This is the first time I saw it. Of course I’ve read it countless times but I breezed right on past. Take a look:
Moses was educated in all the wisdom of the Egyptians and was powerful in speech and action (Acts 7:22).
Seems simple enough. Moses was powerful and amazing. But then it struck me.
This is NOT the Moses we read about in Midian. Powerful in speech?
Quite the opposite.
Moses said to the Lord, “Pardon your servant, Lord. I have never been eloquent, neither in the past nor since you have spoken to your servant. I am slow of speech and tongue.”
The Lord said to him, “Who gave human beings their mouths? Who makes them deaf or mute? Who gives them sight or makes them blind? Is it not I, the Lord? Now go; I will help you speak and will teach you what to say.”
But Moses said, “Pardon your servant, Lord. Please send someone else.”
Then the Lord’s anger burned against Moses and he said, “What about your brother, Aaron the Levite? I know he can speak well. He is already on his way to meet you, and he will be glad to see you. You shall speak to him and put words in his mouth; I will help both of you speak and will teach you what to do. He will speak to the people for you, and it will be as if he were your mouth and as if you were God to him (Exodus 3:14-16).
It seemed when Moses was young and in Egypt, he was brimming with confidence. He was powerful in speech and action. He was sure of himself.
And now? He was not sure of anything. He knew he didn’t speak well. It is thought that he might have been one who stutters.
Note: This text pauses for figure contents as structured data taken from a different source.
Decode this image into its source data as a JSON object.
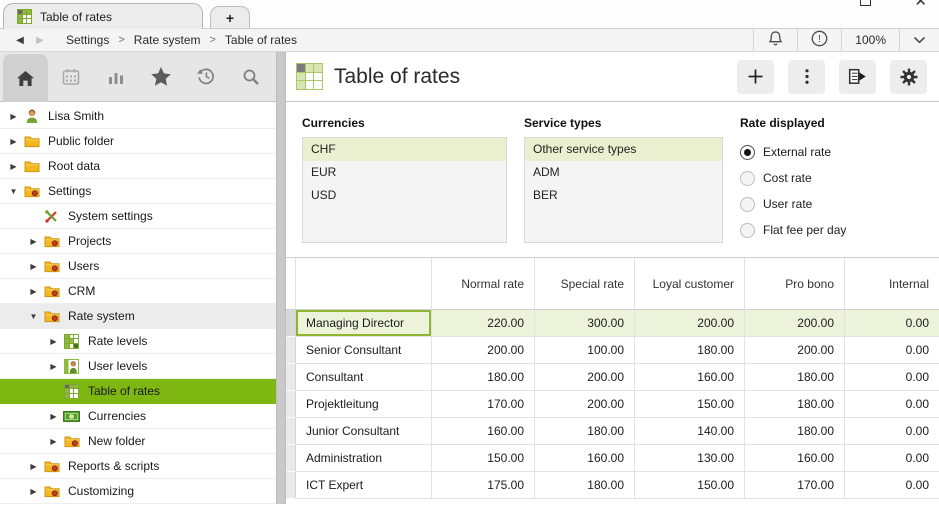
{
  "colors": {
    "accent_green": "#7eb712",
    "selected_row_bg": "#edf2da",
    "selected_list_bg": "#e9efcf",
    "selected_cell_border": "#8cb62e"
  },
  "window_controls": {
    "maximize": "maximize",
    "close": "close"
  },
  "tab_bar": {
    "tabs": [
      {
        "label": "Table of rates",
        "icon": "table",
        "active": true
      }
    ],
    "new_tab_label": "+"
  },
  "breadcrumb_bar": {
    "separator": ">",
    "crumbs": [
      "Settings",
      "Rate system",
      "Table of rates"
    ],
    "zoom_level": "100%"
  },
  "sidebar": {
    "toolbar": [
      {
        "name": "home",
        "active": true
      },
      {
        "name": "calendar",
        "active": false
      },
      {
        "name": "bar-chart",
        "active": false
      },
      {
        "name": "star",
        "active": false
      },
      {
        "name": "history",
        "active": false
      },
      {
        "name": "search",
        "active": false
      }
    ],
    "tree": [
      {
        "label": "Lisa Smith",
        "level": 0,
        "expander": "collapsed",
        "icon": "user",
        "state": ""
      },
      {
        "label": "Public folder",
        "level": 0,
        "expander": "collapsed",
        "icon": "folder",
        "state": ""
      },
      {
        "label": "Root data",
        "level": 0,
        "expander": "collapsed",
        "icon": "folder",
        "state": ""
      },
      {
        "label": "Settings",
        "level": 0,
        "expander": "expanded",
        "icon": "settings-folder",
        "state": ""
      },
      {
        "label": "System settings",
        "level": 1,
        "expander": "none",
        "icon": "tools",
        "state": ""
      },
      {
        "label": "Projects",
        "level": 1,
        "expander": "collapsed",
        "icon": "settings-folder",
        "state": ""
      },
      {
        "label": "Users",
        "level": 1,
        "expander": "collapsed",
        "icon": "settings-folder",
        "state": ""
      },
      {
        "label": "CRM",
        "level": 1,
        "expander": "collapsed",
        "icon": "settings-folder",
        "state": ""
      },
      {
        "label": "Rate system",
        "level": 1,
        "expander": "expanded",
        "icon": "settings-folder",
        "state": "hover"
      },
      {
        "label": "Rate levels",
        "level": 2,
        "expander": "collapsed",
        "icon": "rate-levels",
        "state": ""
      },
      {
        "label": "User levels",
        "level": 2,
        "expander": "collapsed",
        "icon": "user-levels",
        "state": ""
      },
      {
        "label": "Table of rates",
        "level": 2,
        "expander": "none",
        "icon": "table",
        "state": "selected"
      },
      {
        "label": "Currencies",
        "level": 2,
        "expander": "collapsed",
        "icon": "banknote",
        "state": ""
      },
      {
        "label": "New folder",
        "level": 2,
        "expander": "collapsed",
        "icon": "settings-folder",
        "state": ""
      },
      {
        "label": "Reports & scripts",
        "level": 1,
        "expander": "collapsed",
        "icon": "settings-folder",
        "state": ""
      },
      {
        "label": "Customizing",
        "level": 1,
        "expander": "collapsed",
        "icon": "settings-folder",
        "state": ""
      }
    ]
  },
  "main": {
    "header": {
      "title": "Table of rates",
      "icon": "table-lg",
      "buttons": [
        {
          "name": "add-item",
          "icon": "plus"
        },
        {
          "name": "more-actions",
          "icon": "kebab"
        },
        {
          "name": "print-report",
          "icon": "document-export"
        },
        {
          "name": "view-settings",
          "icon": "gear"
        }
      ]
    },
    "filters": {
      "currencies": {
        "label": "Currencies",
        "items": [
          "CHF",
          "EUR",
          "USD"
        ],
        "selected": "CHF"
      },
      "service_types": {
        "label": "Service types",
        "items": [
          "Other service types",
          "ADM",
          "BER"
        ],
        "selected": "Other service types"
      },
      "rate_displayed": {
        "label": "Rate displayed",
        "options": [
          "External rate",
          "Cost rate",
          "User rate",
          "Flat fee per day"
        ],
        "selected": "External rate"
      }
    },
    "rates_table": {
      "columns": [
        "",
        "Normal rate",
        "Special rate",
        "Loyal customer",
        "Pro bono",
        "Internal"
      ],
      "rows": [
        {
          "name": "Managing Director",
          "values": [
            "220.00",
            "300.00",
            "200.00",
            "200.00",
            "0.00"
          ],
          "selected": true
        },
        {
          "name": "Senior Consultant",
          "values": [
            "200.00",
            "100.00",
            "180.00",
            "200.00",
            "0.00"
          ],
          "selected": false
        },
        {
          "name": "Consultant",
          "values": [
            "180.00",
            "200.00",
            "160.00",
            "180.00",
            "0.00"
          ],
          "selected": false
        },
        {
          "name": "Projektleitung",
          "values": [
            "170.00",
            "200.00",
            "150.00",
            "180.00",
            "0.00"
          ],
          "selected": false
        },
        {
          "name": "Junior Consultant",
          "values": [
            "160.00",
            "180.00",
            "140.00",
            "180.00",
            "0.00"
          ],
          "selected": false
        },
        {
          "name": "Administration",
          "values": [
            "150.00",
            "160.00",
            "130.00",
            "160.00",
            "0.00"
          ],
          "selected": false
        },
        {
          "name": "ICT Expert",
          "values": [
            "175.00",
            "180.00",
            "150.00",
            "170.00",
            "0.00"
          ],
          "selected": false
        }
      ]
    }
  }
}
It does say he himself thought he was slow of speech both now and in the past, but when did that occur? Was he born with a speech impediment? Because it seems from the Acts 7:22 that he was in a season where things were going well.
It makes me wonder if indeed he was a stutterer. Because stuttering is known to follow emotional trauma. It happens in those who have been to war. Or from those who grew up with abuse.
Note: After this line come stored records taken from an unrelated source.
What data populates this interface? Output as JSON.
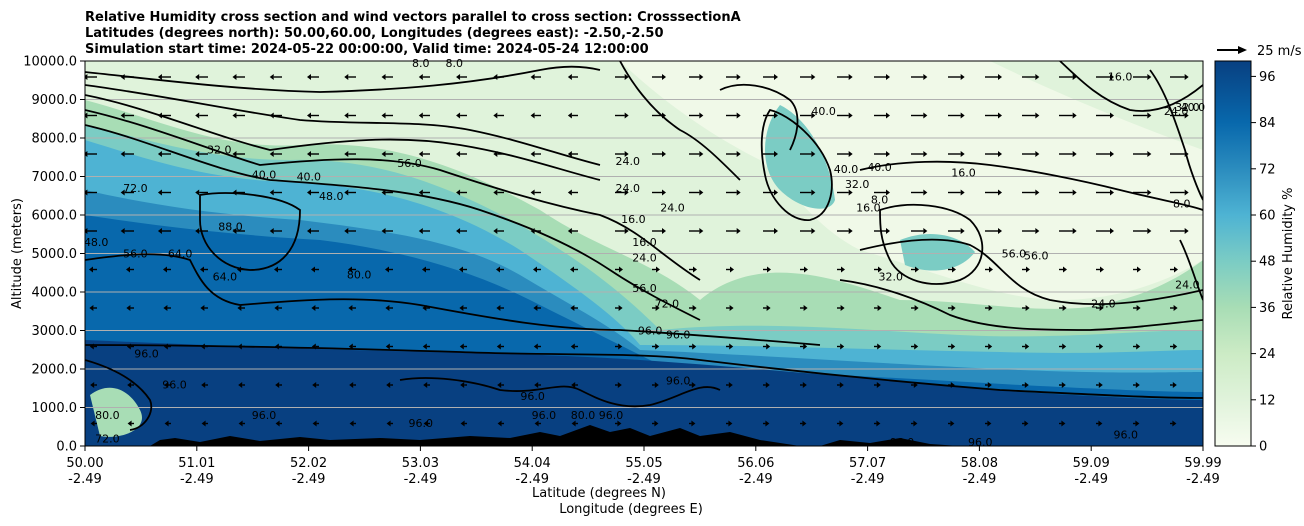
{
  "chart_data": {
    "type": "heatmap",
    "title_lines": [
      "Relative Humidity cross section and wind vectors parallel to cross section: CrosssectionA",
      "Latitudes (degrees north): 50.00,60.00, Longitudes (degrees east): -2.50,-2.50",
      "Simulation start time: 2024-05-22 00:00:00, Valid time: 2024-05-24 12:00:00"
    ],
    "xlabel_lines": [
      "Latitude (degrees N)",
      "Longitude (degrees E)"
    ],
    "ylabel": "Altitude (meters)",
    "colorbar_label": "Relative Humidity %",
    "quiver_key_label": "25 m/s",
    "x_ticks": [
      {
        "lat": "50.00",
        "lon": "-2.49"
      },
      {
        "lat": "51.01",
        "lon": "-2.49"
      },
      {
        "lat": "52.02",
        "lon": "-2.49"
      },
      {
        "lat": "53.03",
        "lon": "-2.49"
      },
      {
        "lat": "54.04",
        "lon": "-2.49"
      },
      {
        "lat": "55.05",
        "lon": "-2.49"
      },
      {
        "lat": "56.06",
        "lon": "-2.49"
      },
      {
        "lat": "57.07",
        "lon": "-2.49"
      },
      {
        "lat": "58.08",
        "lon": "-2.49"
      },
      {
        "lat": "59.09",
        "lon": "-2.49"
      },
      {
        "lat": "59.99",
        "lon": "-2.49"
      }
    ],
    "y_ticks": [
      "0.0",
      "1000.0",
      "2000.0",
      "3000.0",
      "4000.0",
      "5000.0",
      "6000.0",
      "7000.0",
      "8000.0",
      "9000.0",
      "10000.0"
    ],
    "ylim": [
      0,
      10000
    ],
    "colorbar_ticks": [
      "0",
      "12",
      "24",
      "36",
      "48",
      "60",
      "72",
      "84",
      "96"
    ],
    "colorbar_range": [
      0,
      100
    ],
    "colormap": "GnBu",
    "grid": "horizontal",
    "contour_labels": [
      {
        "text": "8.0",
        "lat": 53.0,
        "alt": 9950
      },
      {
        "text": "8.0",
        "lat": 53.3,
        "alt": 9950
      },
      {
        "text": "32.0",
        "lat": 51.2,
        "alt": 7700
      },
      {
        "text": "72.0",
        "lat": 50.45,
        "alt": 6700
      },
      {
        "text": "40.0",
        "lat": 51.6,
        "alt": 7050
      },
      {
        "text": "40.0",
        "lat": 52.0,
        "alt": 7000
      },
      {
        "text": "48.0",
        "lat": 52.2,
        "alt": 6500
      },
      {
        "text": "56.0",
        "lat": 52.9,
        "alt": 7350
      },
      {
        "text": "88.0",
        "lat": 51.3,
        "alt": 5700
      },
      {
        "text": "48.0",
        "lat": 50.1,
        "alt": 5300
      },
      {
        "text": "56.0",
        "lat": 50.45,
        "alt": 5000
      },
      {
        "text": "64.0",
        "lat": 50.85,
        "alt": 5000
      },
      {
        "text": "64.0",
        "lat": 51.25,
        "alt": 4400
      },
      {
        "text": "80.0",
        "lat": 52.45,
        "alt": 4450
      },
      {
        "text": "24.0",
        "lat": 54.85,
        "alt": 7400
      },
      {
        "text": "24.0",
        "lat": 54.85,
        "alt": 6700
      },
      {
        "text": "24.0",
        "lat": 55.25,
        "alt": 6200
      },
      {
        "text": "16.0",
        "lat": 54.9,
        "alt": 5900
      },
      {
        "text": "16.0",
        "lat": 55.0,
        "alt": 5300
      },
      {
        "text": "24.0",
        "lat": 55.0,
        "alt": 4900
      },
      {
        "text": "56.0",
        "lat": 55.0,
        "alt": 4100
      },
      {
        "text": "72.0",
        "lat": 55.2,
        "alt": 3700
      },
      {
        "text": "96.0",
        "lat": 55.05,
        "alt": 3000
      },
      {
        "text": "96.0",
        "lat": 55.3,
        "alt": 2900
      },
      {
        "text": "40.0",
        "lat": 56.6,
        "alt": 8700
      },
      {
        "text": "40.0",
        "lat": 57.1,
        "alt": 7250
      },
      {
        "text": "40.0",
        "lat": 56.8,
        "alt": 7200
      },
      {
        "text": "32.0",
        "lat": 56.9,
        "alt": 6800
      },
      {
        "text": "16.0",
        "lat": 57.85,
        "alt": 7100
      },
      {
        "text": "16.0",
        "lat": 57.0,
        "alt": 6200
      },
      {
        "text": "8.0",
        "lat": 57.1,
        "alt": 6400
      },
      {
        "text": "56.0",
        "lat": 58.3,
        "alt": 5000
      },
      {
        "text": "56.0",
        "lat": 58.5,
        "alt": 4950
      },
      {
        "text": "32.0",
        "lat": 57.2,
        "alt": 4400
      },
      {
        "text": "24.0",
        "lat": 59.1,
        "alt": 3700
      },
      {
        "text": "16.0",
        "lat": 59.25,
        "alt": 9600
      },
      {
        "text": "24.0",
        "lat": 59.75,
        "alt": 8700
      },
      {
        "text": "32.0",
        "lat": 59.85,
        "alt": 8800
      },
      {
        "text": "40.0",
        "lat": 59.9,
        "alt": 8800
      },
      {
        "text": "8.0",
        "lat": 59.8,
        "alt": 6300
      },
      {
        "text": "24.0",
        "lat": 59.85,
        "alt": 4200
      },
      {
        "text": "96.0",
        "lat": 50.55,
        "alt": 2400
      },
      {
        "text": "96.0",
        "lat": 50.8,
        "alt": 1600
      },
      {
        "text": "80.0",
        "lat": 50.2,
        "alt": 800
      },
      {
        "text": "72.0",
        "lat": 50.2,
        "alt": 200
      },
      {
        "text": "96.0",
        "lat": 51.6,
        "alt": 800
      },
      {
        "text": "96.0",
        "lat": 53.0,
        "alt": 600
      },
      {
        "text": "96.0",
        "lat": 54.0,
        "alt": 1300
      },
      {
        "text": "96.0",
        "lat": 54.1,
        "alt": 800
      },
      {
        "text": "80.0",
        "lat": 54.45,
        "alt": 800
      },
      {
        "text": "96.0",
        "lat": 54.7,
        "alt": 800
      },
      {
        "text": "96.0",
        "lat": 55.3,
        "alt": 1700
      },
      {
        "text": "96.0",
        "lat": 57.3,
        "alt": 100
      },
      {
        "text": "96.0",
        "lat": 58.0,
        "alt": 100
      },
      {
        "text": "96.0",
        "lat": 59.3,
        "alt": 300
      }
    ]
  }
}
When we consider Moses’ life, we see that he indeed had trauma. He was so confident that his fellow Israelites would see him as the deliverer that he killed an Egyptian (Acts 7:23-29).
“When Moses was forty years old, he decided to visit his own people, the Israelites. He saw one of them being mistreated by an Egyptian, so he went to his defense and avenged him by killing the Egyptian. Moses thought that his own people would realize that God was using him to rescue them, but they did not. The next day Moses came upon two Israelites who were fighting. He tried to reconcile them by saying, ‘Men, you are brothers; why do you want to hurt each other?’
“But the man who was mistreating the other pushed Moses aside and said, ‘Who made you ruler and judge over us? Are you thinking of killing me as you killed the Egyptian yesterday?’ When Moses heard this, he fled to Midian, where he settled as a foreigner and had two sons.
He was devastated. And he had to go on the run, leaving his princely life and becoming a desert nomad. He left it all because of murder. It likely was very traumatic. Enough that it could have caused a speech impediment.
Now obviously the main thrust of the text is not about Moses and emotional trauma. But it says something on a pastoral level.
The depth of your emotional trauma does not limit you to the greatness that God can use you.